子ども時代は継父の暴力に悩まされ、青年時代は悪ガキで、決して褒められたものではない。というか、正真正銘の犯罪行為だってやってる。よく考えれば悲惨な境遇なのだけど、その語り口はどこか軽妙で常に前向きな感じがする。それは著者の生来の性格なのかもしれない。
彼を支えたのは母の「あなただって、望めば、いつか100万ドル稼げるのよ」という一言だったという。しかし、同じ言葉をかけられても誰でもが、それを糧に彼のように成功できるとは限らない。その言葉を最大限に信じて、つまり自分を信じて常に努力を惜しまず目標に向かってコツコツと頑張った結果、彼は100 万ドル分以上の「幸せ」を手に入れたのだ。
彼は、特別人よりも運がよかった訳ではない。自らの努力で今の地位を築いた。そこが素晴らしい。そして、人生にとってなにが大切かということをよくわかっている。
大切なのはお金でなくて、家族や、夢。彼は謙虚で、周りの人の助けに素直に感謝を捧げる。決して、自分を等身大以上に見せようとはしない。その代わりに自分を卑下して媚びたりもしない。そういうところはとても好感を持てる。
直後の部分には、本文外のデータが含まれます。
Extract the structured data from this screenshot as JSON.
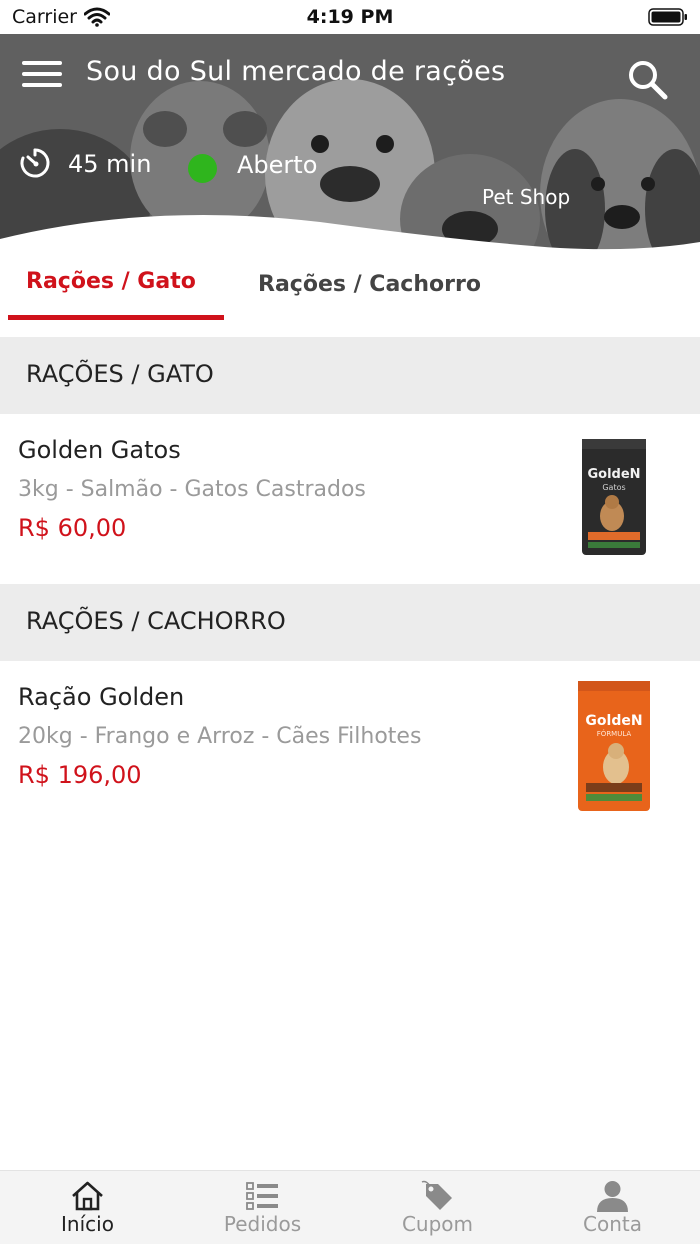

人の為に何かをしたい、という気持ちも彼を動かす原動力らしい。これは生来のものだろうけれど、決して上からものを見るようなことはせず、困っている人と同じ目線になって助けたいという姿勢がいい。見下されるように施されるのは気分が悪いものだ。私もこういう姿勢で人々を助けられるようになりたい。